Las respuestas de los políticos son cortinas de humo —triste paradoja— para tapar deficiencias propias, mediante visitas puntuales a los lugares de la tragedia, oportunistas, improductivas y utilizadas como altavoz de sus reproches. Mientras tanto, la ciudadanía contempla con hastío cómo no solo no se solucionan los problemas que les afectan, sino que se añaden nuevos a la lista. La sensación de impotencia crece, y con ella, la desafección hacia una clase política que parece más preocupada por ganar titulares y votos que por garantizar la seguridad y el bienestar de la población y del territorio.
La ciencia lo tiene claro, los incendios no pueden erradicarse por completo, pero sí prevenirse, contenerse y gestionarse mejor. La emergencia climática no espera a que termine la campaña electoral ni se suspende hasta el siguiente pleno parlamentario.
Por eso, la pregunta es tan simple como incómoda: ¿cuántas hectáreas más deben arder, ¿cuántas vidas más deben perderse y cuántos hogares más deben desaparecer para que se dejen de lado los reproches y se tomen decisiones conjuntas y valientes? El fuego no distingue ideologías, y su devastación no entiende de fronteras administrativas. Tampoco deberían entenderlo quienes, en lugar de competir por la responsabilidad, deberían compartirla.
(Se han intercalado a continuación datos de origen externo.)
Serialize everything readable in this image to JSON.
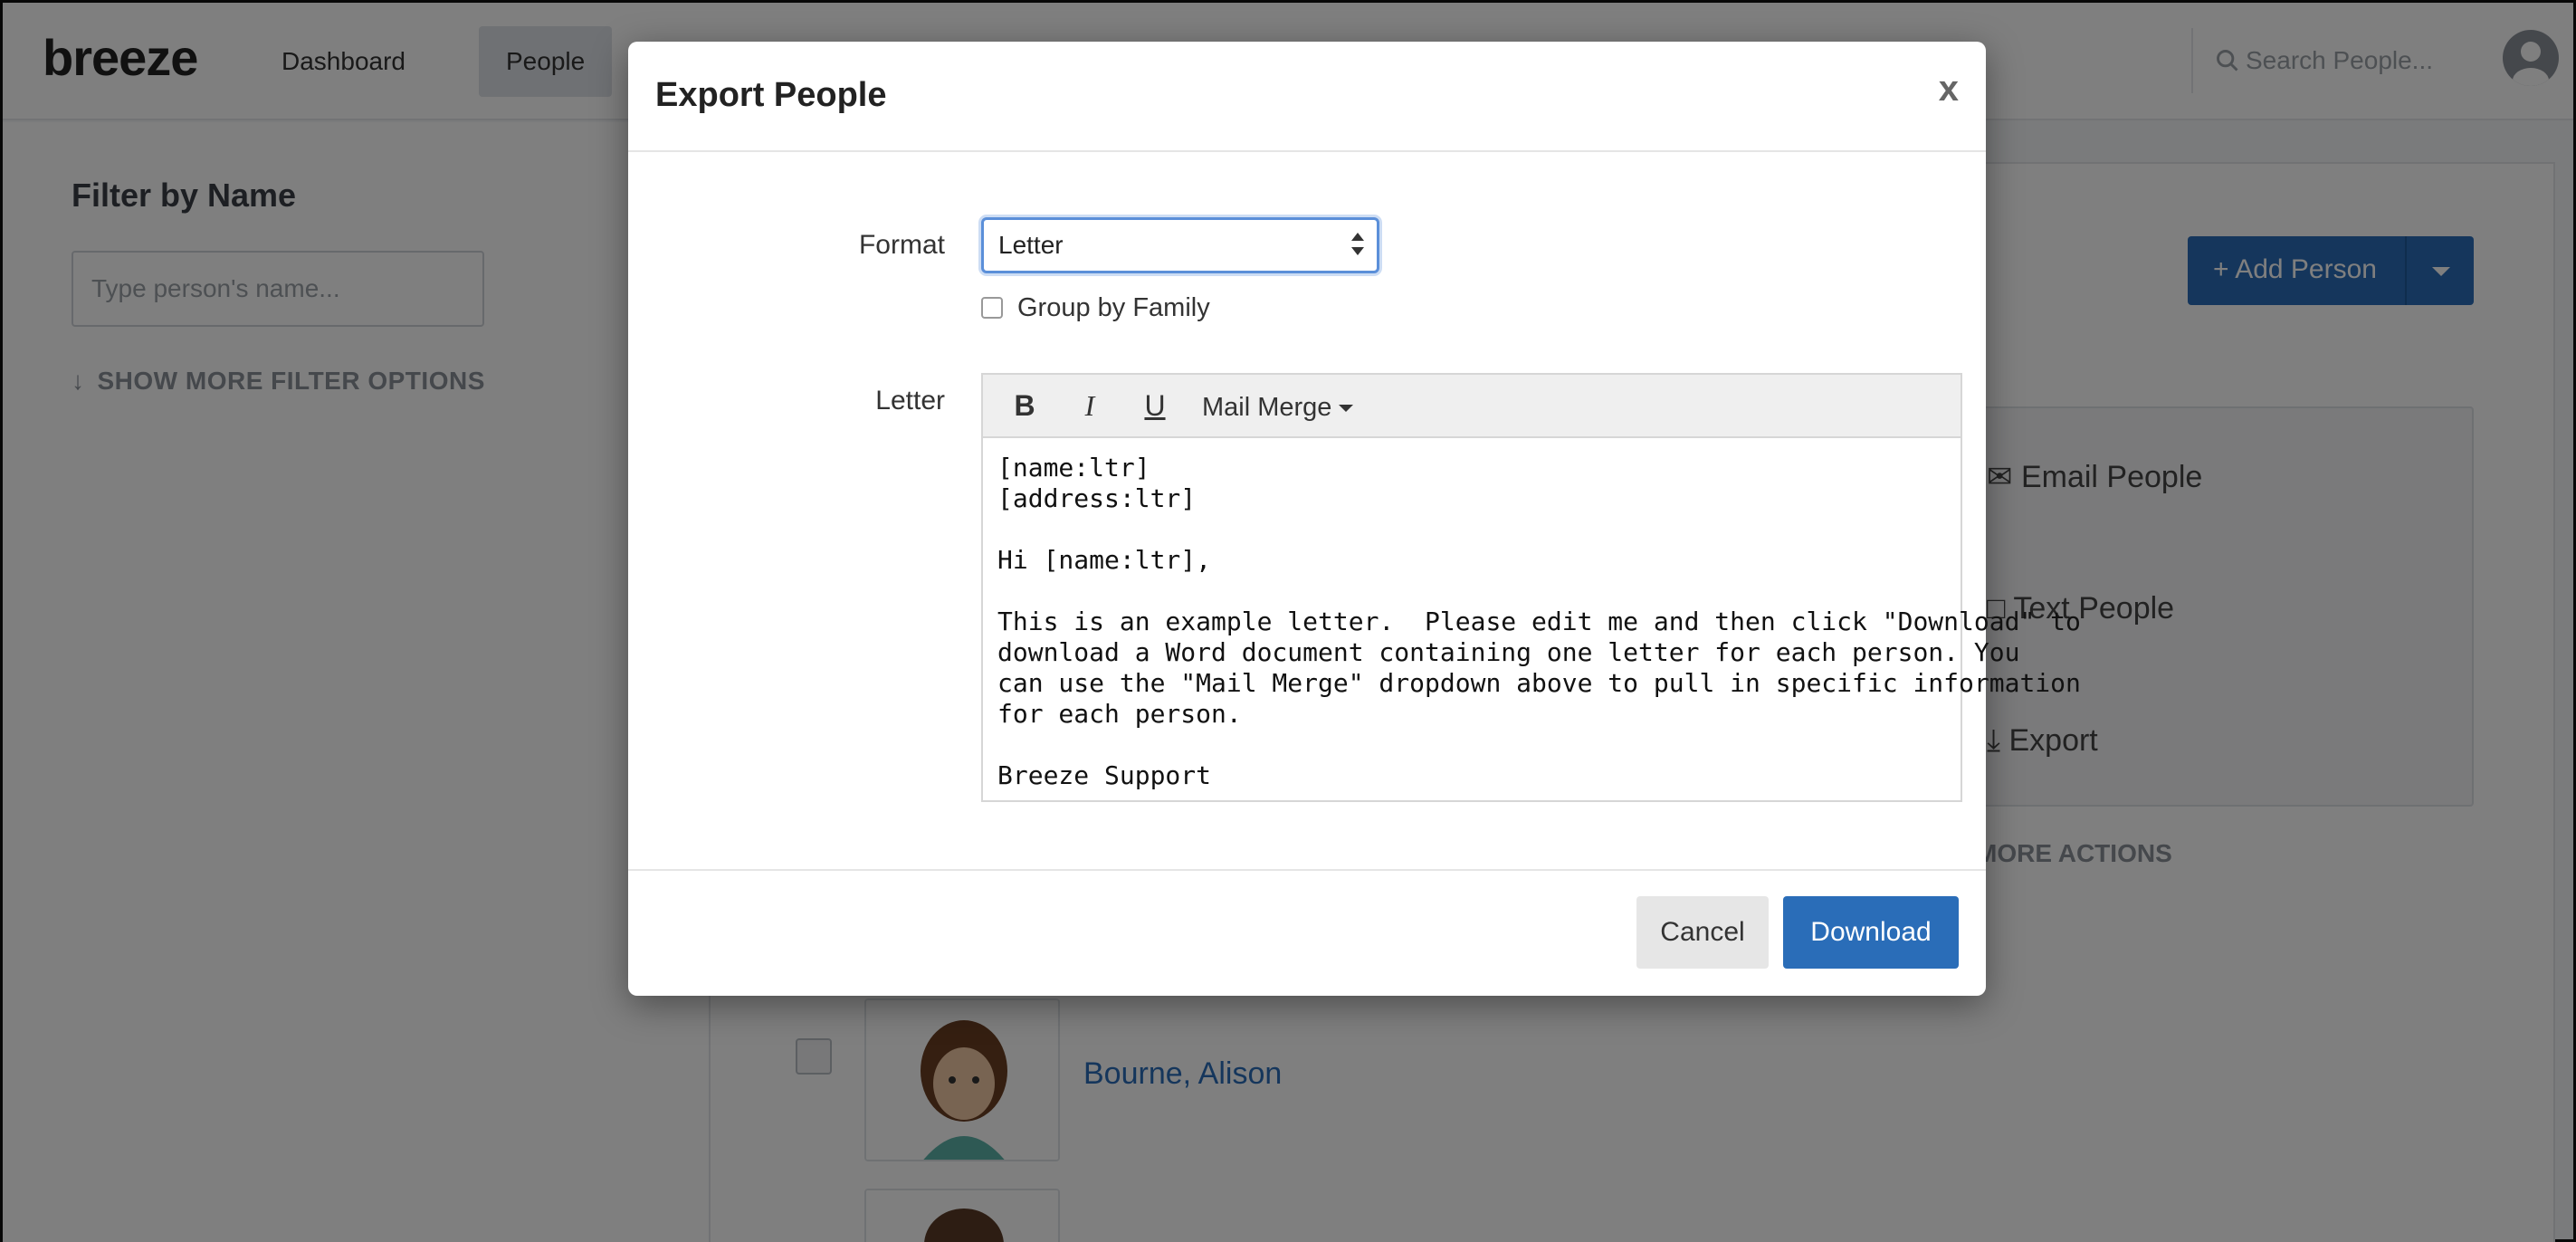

Porque al final, cuando el bosque arde, lo que se quema no es solo madera y matorral, es también condiciones de vida, contextos saludables, ámbitos de convivencia y la pérdida de confianza de la ciudadanía en quienes deberían protegerlos. Las consecuencias, en todos los casos, son extremas como se está pudiendo comprobar. No esperemos a acordarnos de Santa Bárbara cuando truene. Protejamos nuestro hábitat y nuestra libertad. Porque lo que está ardiendo, lamentablemente, no son tan solo nuestros bosques. La política, para que sirva a los intereses de la sociedad, debe contar con personas que los identifiquen y los prioricen por encima de demagogias, eufemismos, protagonismos, batallas estériles, populismos y negacionismos.